Tuesday, December 11, 2007

UPDATE: The three traditions

Just returning from my local tavern, I find that Casandra has a few important things to say. About my lumping together the three "Abrahamic" traditions (from comments):

Sorry it has taken me so long to finally post this response, but as you know, various circumstances have prevented me from doing so earlier.

So, here goes:

My main objection to what you wrote is specifically your generalization. You lumped Judaism, Christianity, and Islam into one tradition. I would argue they are not one tradition and do not share one tradition.

According to dictionary.com, tradition means:
"1.the handing down of statements, beliefs, legends, customs, information, etc., from generation to generation, esp. by word of mouth or by practice: a story that has come down to us by popular tradition.
2.something that is handed down: the traditions of the Eskimos.
3.a long-established or inherited way of thinking or acting: The rebellious students wanted to break with tradition.
4.a continuing pattern of culture beliefs or practices.
5.a customary or characteristic method or manner: The winner took a victory lap in the usual track tradition.
a.(among Jews) body of laws and doctrines, or any one of them, held to have been received from Moses and originally handed down orally from generation to generation.
b.(among Christians) a body of teachings, or any one of them, held to have been delivered by Christ and His apostles but not originally committed to writing.
c.(among Muslims) a hadith.
7.Law. an act of handing over something to another, esp. in a formal legal manner; delivery; transfer."

Alright, let's start with a brief overview of the three religions in question - Judaism, Christianity, and Islam.

Judaism - the "Jewish Tradition"
The Jewish Faith can be traced back to the man known as Moses. Some believe it can be traced back further, but it should be enough to say that Jewish history is based on the stories of the Old Testament of the Bible. It doesn't matter if much of the history cannot be proven. What matters is that Jews consider it their history, their tradition. For the purposes of this conversation, there are two things that should be remembered: Abraham is an important prophet in the Jewish tradition and Jewish tradition is largely based on Mosaic law (the laws set forth in the first five books of the Old Testament, known in Judaism as the Torah).

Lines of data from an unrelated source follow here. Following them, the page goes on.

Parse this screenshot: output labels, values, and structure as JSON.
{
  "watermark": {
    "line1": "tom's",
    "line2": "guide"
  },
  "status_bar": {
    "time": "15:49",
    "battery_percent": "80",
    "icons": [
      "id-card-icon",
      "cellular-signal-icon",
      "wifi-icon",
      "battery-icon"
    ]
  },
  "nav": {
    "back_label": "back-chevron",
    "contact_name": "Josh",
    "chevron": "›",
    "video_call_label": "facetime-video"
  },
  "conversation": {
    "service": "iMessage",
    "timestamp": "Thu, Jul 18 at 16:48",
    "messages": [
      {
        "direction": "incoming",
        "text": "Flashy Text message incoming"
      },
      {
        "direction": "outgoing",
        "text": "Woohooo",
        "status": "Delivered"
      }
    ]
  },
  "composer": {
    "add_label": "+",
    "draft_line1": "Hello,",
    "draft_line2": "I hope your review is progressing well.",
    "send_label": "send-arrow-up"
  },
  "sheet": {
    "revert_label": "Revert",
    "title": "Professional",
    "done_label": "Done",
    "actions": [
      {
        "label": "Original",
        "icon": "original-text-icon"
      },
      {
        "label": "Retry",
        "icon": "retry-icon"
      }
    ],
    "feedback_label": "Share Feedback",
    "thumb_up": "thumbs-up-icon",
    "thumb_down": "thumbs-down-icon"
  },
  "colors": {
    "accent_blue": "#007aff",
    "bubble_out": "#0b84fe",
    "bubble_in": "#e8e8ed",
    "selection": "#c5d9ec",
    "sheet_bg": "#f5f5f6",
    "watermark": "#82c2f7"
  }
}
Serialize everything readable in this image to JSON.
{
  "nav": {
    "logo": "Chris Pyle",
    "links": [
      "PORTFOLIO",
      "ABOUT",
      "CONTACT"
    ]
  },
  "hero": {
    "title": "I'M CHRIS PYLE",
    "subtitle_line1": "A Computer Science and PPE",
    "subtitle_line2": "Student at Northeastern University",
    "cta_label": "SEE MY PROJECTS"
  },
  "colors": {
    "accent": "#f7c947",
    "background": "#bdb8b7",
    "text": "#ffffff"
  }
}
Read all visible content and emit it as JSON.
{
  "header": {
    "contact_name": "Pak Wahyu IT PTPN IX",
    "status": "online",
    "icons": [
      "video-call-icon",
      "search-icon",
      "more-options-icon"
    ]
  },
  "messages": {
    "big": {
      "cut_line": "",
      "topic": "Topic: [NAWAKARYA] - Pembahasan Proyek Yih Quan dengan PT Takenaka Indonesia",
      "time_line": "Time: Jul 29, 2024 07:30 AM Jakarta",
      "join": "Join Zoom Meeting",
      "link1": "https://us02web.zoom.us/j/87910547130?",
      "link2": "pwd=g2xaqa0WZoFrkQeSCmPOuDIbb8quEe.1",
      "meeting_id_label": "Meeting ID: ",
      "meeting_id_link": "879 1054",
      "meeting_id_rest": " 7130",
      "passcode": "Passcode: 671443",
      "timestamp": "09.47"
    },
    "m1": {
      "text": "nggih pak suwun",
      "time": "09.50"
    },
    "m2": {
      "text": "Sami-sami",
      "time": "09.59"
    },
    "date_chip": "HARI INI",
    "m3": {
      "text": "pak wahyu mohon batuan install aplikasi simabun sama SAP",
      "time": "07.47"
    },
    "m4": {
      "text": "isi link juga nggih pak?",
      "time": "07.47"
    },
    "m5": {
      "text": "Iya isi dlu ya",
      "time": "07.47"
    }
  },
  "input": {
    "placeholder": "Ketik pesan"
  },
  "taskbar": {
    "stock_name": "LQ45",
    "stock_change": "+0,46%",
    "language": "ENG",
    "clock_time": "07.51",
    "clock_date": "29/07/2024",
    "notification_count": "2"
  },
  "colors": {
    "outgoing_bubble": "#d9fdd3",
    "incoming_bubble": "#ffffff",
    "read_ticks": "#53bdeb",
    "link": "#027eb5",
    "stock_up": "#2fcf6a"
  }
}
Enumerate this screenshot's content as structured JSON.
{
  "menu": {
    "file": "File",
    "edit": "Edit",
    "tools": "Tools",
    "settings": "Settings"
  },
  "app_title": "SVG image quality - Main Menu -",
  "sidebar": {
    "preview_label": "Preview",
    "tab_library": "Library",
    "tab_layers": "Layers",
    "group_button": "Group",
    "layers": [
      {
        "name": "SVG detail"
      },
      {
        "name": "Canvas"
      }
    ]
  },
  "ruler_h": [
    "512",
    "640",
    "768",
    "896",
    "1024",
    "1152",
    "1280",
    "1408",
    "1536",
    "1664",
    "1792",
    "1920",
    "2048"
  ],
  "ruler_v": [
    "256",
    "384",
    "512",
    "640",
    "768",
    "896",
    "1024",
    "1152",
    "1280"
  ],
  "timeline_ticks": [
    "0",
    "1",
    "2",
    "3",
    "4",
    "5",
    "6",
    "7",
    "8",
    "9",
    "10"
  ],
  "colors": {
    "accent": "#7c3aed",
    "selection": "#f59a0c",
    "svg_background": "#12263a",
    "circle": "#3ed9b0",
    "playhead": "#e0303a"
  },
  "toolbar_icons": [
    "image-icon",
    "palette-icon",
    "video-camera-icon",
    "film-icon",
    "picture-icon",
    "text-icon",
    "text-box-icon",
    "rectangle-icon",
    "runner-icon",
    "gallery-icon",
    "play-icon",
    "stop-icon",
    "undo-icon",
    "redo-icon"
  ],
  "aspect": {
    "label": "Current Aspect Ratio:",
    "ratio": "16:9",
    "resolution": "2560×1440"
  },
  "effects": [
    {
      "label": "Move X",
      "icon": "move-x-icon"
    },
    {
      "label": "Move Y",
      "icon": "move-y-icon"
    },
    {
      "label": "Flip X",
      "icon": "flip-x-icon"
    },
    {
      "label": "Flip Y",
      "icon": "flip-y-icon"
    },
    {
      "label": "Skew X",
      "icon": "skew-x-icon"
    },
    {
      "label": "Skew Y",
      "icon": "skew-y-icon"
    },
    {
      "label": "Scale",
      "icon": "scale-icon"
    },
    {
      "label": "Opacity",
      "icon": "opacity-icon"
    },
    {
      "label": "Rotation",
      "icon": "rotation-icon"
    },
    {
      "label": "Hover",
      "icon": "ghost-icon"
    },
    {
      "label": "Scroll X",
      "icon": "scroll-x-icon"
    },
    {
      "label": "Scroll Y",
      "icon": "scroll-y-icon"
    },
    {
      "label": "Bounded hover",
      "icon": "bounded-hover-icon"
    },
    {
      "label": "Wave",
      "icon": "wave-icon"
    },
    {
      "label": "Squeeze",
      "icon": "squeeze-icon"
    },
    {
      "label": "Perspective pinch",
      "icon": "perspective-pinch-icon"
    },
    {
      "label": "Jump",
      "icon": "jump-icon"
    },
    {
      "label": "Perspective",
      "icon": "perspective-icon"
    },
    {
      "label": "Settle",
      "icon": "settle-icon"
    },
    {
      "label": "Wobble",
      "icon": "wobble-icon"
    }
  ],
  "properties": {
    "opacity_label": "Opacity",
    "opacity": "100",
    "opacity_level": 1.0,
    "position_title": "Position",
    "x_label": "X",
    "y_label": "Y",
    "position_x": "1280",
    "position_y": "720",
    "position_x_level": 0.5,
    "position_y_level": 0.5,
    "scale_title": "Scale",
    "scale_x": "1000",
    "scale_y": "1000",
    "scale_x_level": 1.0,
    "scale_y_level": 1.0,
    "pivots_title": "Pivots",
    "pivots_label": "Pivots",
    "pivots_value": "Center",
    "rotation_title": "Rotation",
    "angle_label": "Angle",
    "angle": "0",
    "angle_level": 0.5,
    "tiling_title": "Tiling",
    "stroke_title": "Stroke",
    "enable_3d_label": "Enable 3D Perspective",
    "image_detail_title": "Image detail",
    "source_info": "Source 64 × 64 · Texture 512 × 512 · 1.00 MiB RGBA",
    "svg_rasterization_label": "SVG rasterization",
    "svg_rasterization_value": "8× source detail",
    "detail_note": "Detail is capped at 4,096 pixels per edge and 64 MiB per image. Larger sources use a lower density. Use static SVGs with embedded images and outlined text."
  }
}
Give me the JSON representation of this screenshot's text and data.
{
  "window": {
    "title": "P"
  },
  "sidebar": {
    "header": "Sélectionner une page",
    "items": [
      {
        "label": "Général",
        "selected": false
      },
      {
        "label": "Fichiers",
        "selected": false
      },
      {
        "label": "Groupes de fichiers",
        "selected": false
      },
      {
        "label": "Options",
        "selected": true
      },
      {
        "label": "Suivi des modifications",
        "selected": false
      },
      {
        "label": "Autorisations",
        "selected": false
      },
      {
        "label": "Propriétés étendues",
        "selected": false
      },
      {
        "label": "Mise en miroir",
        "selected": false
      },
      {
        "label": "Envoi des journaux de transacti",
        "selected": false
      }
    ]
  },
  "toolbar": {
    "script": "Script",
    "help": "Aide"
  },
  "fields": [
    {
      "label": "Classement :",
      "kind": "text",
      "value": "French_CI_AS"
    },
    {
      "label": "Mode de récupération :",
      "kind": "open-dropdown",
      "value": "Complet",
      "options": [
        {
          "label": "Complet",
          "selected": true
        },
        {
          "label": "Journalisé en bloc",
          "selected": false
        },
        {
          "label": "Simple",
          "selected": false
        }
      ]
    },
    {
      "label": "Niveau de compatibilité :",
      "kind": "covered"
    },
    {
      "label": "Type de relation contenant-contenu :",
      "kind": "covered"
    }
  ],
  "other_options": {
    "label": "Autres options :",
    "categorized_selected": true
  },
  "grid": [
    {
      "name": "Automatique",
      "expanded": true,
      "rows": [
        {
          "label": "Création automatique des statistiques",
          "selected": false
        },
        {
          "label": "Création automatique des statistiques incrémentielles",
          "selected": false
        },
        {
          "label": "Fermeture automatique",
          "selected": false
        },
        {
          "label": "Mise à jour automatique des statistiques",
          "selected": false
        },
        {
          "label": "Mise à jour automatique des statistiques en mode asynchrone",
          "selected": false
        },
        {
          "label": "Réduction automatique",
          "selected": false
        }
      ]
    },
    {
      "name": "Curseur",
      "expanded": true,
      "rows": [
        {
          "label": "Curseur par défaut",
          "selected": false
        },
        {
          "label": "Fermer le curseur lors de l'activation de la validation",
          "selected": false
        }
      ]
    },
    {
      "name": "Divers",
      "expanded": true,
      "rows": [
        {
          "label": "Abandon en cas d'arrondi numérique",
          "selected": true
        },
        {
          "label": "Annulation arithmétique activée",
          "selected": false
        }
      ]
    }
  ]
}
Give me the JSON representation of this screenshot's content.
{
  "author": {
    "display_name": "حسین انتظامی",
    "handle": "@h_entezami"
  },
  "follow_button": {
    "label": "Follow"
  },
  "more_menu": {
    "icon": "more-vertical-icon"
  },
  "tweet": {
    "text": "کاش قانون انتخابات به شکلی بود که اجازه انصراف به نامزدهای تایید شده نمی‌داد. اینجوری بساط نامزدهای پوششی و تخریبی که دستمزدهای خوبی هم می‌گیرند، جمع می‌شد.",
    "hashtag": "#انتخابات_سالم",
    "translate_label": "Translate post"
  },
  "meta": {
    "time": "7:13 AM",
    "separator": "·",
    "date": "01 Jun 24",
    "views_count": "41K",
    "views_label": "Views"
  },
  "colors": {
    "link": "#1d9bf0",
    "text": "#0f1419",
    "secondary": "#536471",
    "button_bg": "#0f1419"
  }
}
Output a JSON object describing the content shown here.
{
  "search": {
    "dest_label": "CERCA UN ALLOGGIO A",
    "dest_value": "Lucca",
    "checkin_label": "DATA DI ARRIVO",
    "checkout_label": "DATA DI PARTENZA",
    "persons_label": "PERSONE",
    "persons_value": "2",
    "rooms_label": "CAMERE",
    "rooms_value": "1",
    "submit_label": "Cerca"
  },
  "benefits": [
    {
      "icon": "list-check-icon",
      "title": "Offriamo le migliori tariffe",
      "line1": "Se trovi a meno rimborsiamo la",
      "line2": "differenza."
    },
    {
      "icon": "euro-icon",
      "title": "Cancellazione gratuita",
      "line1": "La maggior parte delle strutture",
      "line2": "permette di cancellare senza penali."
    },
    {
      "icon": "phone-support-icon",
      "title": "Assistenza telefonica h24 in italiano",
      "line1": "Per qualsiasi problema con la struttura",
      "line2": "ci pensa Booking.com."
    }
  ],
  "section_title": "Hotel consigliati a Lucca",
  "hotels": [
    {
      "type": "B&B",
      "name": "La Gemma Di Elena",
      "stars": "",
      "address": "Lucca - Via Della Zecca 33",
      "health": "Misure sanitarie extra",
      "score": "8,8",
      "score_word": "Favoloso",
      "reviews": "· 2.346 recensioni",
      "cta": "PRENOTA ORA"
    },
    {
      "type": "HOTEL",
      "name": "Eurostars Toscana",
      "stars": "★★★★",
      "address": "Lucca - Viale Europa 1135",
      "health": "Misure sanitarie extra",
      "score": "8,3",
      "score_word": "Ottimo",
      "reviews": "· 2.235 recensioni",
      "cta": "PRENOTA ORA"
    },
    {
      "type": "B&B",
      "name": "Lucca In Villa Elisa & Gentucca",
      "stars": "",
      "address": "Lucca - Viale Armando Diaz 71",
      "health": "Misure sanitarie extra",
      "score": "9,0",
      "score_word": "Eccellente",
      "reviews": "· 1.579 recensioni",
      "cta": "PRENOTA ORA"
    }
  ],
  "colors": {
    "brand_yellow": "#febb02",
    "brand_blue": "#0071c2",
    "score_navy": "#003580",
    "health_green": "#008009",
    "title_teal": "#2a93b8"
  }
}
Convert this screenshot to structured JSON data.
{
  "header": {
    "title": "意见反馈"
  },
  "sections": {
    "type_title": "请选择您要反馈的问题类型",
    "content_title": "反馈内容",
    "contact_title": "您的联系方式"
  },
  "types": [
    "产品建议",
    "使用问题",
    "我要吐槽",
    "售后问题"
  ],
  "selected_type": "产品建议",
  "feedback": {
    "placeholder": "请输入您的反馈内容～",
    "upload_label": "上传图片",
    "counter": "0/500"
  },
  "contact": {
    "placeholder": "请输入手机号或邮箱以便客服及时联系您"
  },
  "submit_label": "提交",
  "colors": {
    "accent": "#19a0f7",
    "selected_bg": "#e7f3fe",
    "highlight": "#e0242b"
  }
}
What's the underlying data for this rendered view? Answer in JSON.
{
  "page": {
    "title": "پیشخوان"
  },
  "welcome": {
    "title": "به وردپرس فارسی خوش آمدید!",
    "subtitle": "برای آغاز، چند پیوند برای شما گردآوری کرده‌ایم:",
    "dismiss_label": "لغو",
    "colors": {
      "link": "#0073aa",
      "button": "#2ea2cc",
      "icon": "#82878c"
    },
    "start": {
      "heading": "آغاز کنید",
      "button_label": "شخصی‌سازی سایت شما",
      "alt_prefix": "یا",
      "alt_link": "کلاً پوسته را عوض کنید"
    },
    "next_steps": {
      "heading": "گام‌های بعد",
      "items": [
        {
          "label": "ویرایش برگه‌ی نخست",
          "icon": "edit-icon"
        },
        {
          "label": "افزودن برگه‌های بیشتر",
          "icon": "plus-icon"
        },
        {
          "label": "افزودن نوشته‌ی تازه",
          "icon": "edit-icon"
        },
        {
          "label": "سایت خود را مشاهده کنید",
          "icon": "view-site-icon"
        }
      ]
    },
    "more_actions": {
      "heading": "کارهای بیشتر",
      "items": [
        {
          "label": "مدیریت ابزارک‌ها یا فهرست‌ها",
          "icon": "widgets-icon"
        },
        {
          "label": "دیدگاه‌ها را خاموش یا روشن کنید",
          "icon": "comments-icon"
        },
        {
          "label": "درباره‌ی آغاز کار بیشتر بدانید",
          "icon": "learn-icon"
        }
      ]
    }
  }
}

The Christian tradition obviously has roots in Jewish history. Christians adopted Jewish history as their own. However, it is not the basis or the emphasis of the Christian faith. Christianity is largely based on the New Testament and the teachings of Jesus of Nazareth. Since Christians claim Jewish roots, Abraham is also a recognized prophet in the Christian faith.

Islam is based entirely on the teachings of Muhammad, both in the form of the Qur’an and the Hadiths (stories about Muhammad). One of the things Muhammad taught was that the origins of their religion were centered in the story of the Jewish prophet Abraham. However, Muslims tell a different version of the Jewish story of Abraham and even emphasize the other of Abraham’s two sons.

You see, the common link between these three religions is the prophet Abraham, but the three religions cannot even agree on the story of this man let alone his importance. You could say that Judaism and Christianity have much more in common with each other than either does with Islam, and that would be correct. However, it would still be incorrect to lump them into one tradition.

Like I said, Judaism is largely based on Mosaic Law. Well, many Christians believe that when Jesus came, he created a new covenant in place of the Mosaic covenant. With this belief, there is no reason to follow the Mosaic covenant and therefore, Mosaic Law.

My point here is that each of these religions have distinct beliefs with distinct traditions based on these beliefs. Dictionary.com defines tradition as “the handing down of statements, beliefs, legends, customs, information, etc., from generation to generation, esp. by word of mouth or by practice: a story that has come down to us by popular tradition.” If you have different statements, beliefs, legends, customs, information, etc. that is being passed down, then you obviously end up with different traditions. Hell, in the definition of “tradition,” these three religions are divided. I think this signifies that the differences in the three traditions is important enough to note in the dictionary.

I would agree if you said that these three religions had a common ancestor, a common root, or even common history, but they definitely do not have a common tradition.
I stand corrected. As is my due. Should I continue to refer to these religions as common? Your comments are now being solicited.